For the amplification of carbapenem-resistant genes, the PCR reaction constituted 25 μL of the 2x PCR Master Mix (Promega, USA), 1 μL of 10 μm of the three primer pairs, and 14 μL of sterile nuclease-free water. Amplification of carbapenem-resistant genes was conducted by the following thermal cyclic conditions: activation of thermostable hot-start DNA polymerase for 10 mins at 94°C, followed by 36 cycles of amplification consisting of denaturation for 30 s at 94°C, primer annealing for 40 s at 52°C, and strand elongation for 50 s at 72°C, with 5 mins at 72°C for the final extension, and holding for 12°C. Analysis of the PCR amplification products was done by using electrophoresis in a 1.5% agarose gel at 100 V and 400A for 40 mins in 1× TBE buffer. The DNA fragments were then visualized using GelDoc EZ Imager (Bio-Rad, USA). The DNA size was determined using the 100 bp molecular weight ladder as a marker.

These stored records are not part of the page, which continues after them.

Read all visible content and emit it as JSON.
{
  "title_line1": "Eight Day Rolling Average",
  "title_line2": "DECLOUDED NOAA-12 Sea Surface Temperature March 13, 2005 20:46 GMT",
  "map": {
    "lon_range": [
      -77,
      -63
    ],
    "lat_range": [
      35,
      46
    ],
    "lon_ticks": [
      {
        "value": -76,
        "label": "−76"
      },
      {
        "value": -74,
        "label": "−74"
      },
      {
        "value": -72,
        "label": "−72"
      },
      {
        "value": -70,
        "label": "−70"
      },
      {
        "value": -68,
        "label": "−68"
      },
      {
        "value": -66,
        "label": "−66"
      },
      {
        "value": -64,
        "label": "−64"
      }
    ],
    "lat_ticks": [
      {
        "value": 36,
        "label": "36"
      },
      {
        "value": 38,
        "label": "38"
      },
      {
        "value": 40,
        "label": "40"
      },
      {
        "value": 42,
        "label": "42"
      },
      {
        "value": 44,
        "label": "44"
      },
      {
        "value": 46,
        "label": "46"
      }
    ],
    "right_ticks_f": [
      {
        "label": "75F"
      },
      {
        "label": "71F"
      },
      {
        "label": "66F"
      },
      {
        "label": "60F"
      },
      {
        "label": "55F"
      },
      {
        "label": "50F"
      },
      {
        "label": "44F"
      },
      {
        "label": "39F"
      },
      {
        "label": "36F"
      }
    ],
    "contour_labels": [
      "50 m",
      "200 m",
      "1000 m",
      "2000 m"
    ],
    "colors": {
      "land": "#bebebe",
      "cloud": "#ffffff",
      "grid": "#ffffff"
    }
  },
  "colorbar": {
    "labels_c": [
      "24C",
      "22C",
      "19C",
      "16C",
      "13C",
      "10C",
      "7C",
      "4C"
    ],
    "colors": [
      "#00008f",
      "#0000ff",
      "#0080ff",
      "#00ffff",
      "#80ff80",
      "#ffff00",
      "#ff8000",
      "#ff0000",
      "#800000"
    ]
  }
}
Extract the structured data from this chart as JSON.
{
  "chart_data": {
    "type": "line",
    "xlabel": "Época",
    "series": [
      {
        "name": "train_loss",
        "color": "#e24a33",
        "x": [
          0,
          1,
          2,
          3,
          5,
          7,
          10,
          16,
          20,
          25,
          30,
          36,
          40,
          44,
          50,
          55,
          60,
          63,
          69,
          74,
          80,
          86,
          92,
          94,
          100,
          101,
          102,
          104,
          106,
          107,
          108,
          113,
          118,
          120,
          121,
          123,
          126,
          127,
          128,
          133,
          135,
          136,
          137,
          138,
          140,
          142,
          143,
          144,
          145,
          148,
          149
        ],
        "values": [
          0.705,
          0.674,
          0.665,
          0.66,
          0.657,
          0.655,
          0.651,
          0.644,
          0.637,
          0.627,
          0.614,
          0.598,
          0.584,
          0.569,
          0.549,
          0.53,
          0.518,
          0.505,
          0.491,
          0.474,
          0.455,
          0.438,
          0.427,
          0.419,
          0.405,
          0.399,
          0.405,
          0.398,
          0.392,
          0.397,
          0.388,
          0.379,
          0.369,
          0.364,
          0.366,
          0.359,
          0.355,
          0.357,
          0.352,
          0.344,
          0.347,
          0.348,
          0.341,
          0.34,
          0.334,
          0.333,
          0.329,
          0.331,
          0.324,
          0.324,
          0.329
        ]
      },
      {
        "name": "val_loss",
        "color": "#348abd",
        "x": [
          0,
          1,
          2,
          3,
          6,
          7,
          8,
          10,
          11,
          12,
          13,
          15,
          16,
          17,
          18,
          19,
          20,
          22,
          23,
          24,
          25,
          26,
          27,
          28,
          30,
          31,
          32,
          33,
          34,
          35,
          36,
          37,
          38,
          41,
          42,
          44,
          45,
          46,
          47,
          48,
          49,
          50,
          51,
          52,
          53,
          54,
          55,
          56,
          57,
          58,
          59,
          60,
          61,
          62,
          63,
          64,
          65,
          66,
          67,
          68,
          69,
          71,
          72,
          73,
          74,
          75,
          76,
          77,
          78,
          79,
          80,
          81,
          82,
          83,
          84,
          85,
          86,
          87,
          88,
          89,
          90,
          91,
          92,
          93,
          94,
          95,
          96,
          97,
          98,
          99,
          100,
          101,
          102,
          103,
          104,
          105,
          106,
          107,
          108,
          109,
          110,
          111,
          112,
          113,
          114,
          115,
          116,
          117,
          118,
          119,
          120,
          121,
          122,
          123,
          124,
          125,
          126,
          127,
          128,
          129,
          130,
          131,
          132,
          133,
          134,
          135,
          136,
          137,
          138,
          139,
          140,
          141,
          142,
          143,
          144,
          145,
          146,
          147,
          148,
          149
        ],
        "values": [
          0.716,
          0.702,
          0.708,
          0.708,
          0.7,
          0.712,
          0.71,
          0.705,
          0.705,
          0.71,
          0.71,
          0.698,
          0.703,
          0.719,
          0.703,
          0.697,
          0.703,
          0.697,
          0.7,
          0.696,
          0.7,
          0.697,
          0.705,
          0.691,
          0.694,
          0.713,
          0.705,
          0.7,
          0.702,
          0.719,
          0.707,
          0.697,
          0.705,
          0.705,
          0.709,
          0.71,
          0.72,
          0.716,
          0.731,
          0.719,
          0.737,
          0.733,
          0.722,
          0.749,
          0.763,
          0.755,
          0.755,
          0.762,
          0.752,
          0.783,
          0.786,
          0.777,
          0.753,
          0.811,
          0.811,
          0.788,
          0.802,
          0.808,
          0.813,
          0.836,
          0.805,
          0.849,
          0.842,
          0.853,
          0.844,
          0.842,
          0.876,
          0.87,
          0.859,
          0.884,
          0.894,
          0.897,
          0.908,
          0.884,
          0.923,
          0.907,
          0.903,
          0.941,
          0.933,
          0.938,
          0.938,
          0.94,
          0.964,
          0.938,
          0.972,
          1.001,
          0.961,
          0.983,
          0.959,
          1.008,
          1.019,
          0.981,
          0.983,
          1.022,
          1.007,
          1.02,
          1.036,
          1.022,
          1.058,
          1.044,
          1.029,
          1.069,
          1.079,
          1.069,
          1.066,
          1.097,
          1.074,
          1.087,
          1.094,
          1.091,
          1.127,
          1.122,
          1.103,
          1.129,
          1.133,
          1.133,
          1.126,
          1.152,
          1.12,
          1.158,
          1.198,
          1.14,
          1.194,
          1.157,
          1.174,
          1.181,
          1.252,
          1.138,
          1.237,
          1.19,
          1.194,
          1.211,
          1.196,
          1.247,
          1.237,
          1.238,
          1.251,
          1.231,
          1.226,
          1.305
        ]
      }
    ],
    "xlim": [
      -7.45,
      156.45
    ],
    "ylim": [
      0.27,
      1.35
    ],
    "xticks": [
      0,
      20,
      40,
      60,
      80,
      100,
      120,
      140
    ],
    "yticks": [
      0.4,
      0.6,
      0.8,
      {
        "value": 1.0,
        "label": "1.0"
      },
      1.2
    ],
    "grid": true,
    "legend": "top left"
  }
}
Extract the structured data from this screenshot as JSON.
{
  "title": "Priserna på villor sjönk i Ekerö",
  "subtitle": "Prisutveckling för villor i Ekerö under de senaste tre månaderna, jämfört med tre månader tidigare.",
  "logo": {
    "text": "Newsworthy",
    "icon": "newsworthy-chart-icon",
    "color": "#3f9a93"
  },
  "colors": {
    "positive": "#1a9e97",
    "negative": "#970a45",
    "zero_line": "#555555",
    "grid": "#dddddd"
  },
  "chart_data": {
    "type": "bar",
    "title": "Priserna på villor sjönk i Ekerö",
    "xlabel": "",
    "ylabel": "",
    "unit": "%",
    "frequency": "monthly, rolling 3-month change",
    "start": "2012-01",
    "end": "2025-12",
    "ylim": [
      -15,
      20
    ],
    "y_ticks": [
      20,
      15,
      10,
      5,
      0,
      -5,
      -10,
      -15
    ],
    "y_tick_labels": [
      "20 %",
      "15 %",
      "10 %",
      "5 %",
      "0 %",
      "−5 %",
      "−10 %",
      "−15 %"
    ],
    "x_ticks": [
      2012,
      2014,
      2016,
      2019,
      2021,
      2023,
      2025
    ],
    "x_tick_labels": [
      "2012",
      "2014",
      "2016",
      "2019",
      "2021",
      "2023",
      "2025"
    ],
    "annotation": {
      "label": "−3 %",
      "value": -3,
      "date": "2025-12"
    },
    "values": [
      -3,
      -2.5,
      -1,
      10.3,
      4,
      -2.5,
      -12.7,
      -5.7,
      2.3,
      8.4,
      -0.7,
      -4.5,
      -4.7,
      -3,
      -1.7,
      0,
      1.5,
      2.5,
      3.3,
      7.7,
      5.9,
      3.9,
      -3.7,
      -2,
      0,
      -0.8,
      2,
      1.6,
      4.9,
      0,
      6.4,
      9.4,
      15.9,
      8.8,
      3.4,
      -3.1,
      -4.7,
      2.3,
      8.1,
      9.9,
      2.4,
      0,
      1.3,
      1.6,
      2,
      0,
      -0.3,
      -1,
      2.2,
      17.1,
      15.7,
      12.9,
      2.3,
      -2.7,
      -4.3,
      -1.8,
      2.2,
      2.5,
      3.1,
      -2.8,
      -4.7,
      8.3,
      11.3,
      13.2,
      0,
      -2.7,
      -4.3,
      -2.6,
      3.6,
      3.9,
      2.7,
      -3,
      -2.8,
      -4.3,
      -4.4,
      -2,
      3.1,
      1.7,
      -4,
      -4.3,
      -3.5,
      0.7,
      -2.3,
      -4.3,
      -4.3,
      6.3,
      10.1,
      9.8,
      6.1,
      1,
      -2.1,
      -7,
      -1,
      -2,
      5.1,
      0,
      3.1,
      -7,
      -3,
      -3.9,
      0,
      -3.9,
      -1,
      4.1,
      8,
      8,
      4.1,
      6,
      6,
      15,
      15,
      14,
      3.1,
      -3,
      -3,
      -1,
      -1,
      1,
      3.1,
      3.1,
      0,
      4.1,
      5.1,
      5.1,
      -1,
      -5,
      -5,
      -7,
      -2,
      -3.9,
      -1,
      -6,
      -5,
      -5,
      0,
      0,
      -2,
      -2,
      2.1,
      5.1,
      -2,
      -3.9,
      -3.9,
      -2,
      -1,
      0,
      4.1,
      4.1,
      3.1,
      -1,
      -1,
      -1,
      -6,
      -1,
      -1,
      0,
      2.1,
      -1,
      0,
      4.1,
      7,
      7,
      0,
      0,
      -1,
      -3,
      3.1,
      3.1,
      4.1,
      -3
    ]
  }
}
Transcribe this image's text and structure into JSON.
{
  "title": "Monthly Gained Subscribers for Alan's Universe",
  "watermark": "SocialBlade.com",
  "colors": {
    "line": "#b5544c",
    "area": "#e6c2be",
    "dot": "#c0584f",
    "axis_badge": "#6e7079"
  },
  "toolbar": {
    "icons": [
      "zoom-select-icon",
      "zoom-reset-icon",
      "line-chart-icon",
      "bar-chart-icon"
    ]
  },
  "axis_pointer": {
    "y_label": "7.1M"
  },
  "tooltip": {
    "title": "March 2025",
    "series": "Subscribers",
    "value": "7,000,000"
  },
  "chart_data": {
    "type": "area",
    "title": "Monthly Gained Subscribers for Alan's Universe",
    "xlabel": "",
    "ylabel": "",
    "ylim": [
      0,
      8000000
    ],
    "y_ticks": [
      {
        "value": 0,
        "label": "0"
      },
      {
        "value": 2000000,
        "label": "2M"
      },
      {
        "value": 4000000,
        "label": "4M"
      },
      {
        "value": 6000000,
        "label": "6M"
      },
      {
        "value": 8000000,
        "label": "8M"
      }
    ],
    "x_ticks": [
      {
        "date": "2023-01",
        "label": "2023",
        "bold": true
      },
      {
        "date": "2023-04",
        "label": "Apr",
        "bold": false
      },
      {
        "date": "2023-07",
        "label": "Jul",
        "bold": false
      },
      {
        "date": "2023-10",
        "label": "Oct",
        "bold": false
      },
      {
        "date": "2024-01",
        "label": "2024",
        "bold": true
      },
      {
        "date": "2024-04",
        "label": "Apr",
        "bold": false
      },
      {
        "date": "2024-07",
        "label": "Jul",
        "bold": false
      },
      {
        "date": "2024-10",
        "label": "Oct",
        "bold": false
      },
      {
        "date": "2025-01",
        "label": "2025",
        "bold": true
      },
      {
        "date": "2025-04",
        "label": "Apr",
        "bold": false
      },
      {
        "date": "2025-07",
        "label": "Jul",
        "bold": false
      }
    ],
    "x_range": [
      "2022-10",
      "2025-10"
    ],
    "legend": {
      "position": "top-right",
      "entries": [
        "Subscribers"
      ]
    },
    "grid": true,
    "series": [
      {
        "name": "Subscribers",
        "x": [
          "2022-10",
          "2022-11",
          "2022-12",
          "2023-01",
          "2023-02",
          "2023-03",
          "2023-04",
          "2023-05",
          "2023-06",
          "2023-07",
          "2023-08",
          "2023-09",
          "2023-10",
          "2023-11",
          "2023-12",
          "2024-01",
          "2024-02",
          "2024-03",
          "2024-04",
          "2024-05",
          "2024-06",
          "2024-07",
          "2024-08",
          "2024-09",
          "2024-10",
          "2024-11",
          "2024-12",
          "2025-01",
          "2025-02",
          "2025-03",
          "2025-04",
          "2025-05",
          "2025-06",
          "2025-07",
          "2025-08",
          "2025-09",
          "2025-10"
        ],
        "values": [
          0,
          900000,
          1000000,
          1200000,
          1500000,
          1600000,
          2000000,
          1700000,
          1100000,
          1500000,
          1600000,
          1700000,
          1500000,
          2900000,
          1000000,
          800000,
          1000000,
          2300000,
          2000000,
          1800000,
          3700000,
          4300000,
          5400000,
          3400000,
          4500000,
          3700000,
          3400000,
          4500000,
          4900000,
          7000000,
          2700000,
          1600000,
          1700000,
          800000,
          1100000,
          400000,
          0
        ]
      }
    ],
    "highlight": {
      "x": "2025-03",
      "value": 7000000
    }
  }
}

4.5.3. Phylogenetic Analysis

Characterization of the phylogenetic groups of the E. coli isolates was determined according to the protocols described by Clermont et al. [30]. Briefly, a single PCR reaction mixture contains 12.5 μL of 2x DreamTaq Master Mix (Promega, USA), 5 μL of DNA (approximately 100 ng), and 20 μM of each primer in a total volume of 30 μL. PCR amplifications were carried out in a Nexus Gradient Mastercycler (Eppendorf, USA) using the following conditions: initial denaturation at 94°C for 4 min and 30 cycles for each denaturation at 94°C for 5 s annealing at 57°C for 20 s (group E) or 59°C for 20 s (quadruplex and group C), amplification at 72°C for 1 min, and final extension at 72°C for 5 min. The PCR products were analyzed by electrophoresis in 1.5% agarose gel, and image analysis was done using GelDoc™ EZ Imager (Bio-Rad, USA).

5. Conclusions

In conclusion, the detection of CREC in this study shows that these resistant bacteria are not limited to human infections and that CREC has also become an emerging problem in farm animals, particularly in chicken farms. This may raise concerns that these carrier food animals may serve as a source of infection and/or colonization for humans. This implies the potential public health risks posed by emerging antimicrobial resistance particularly CREC in food animals and the need for appropriate control and prevention measures to minimize the spread of such resistant bacteria.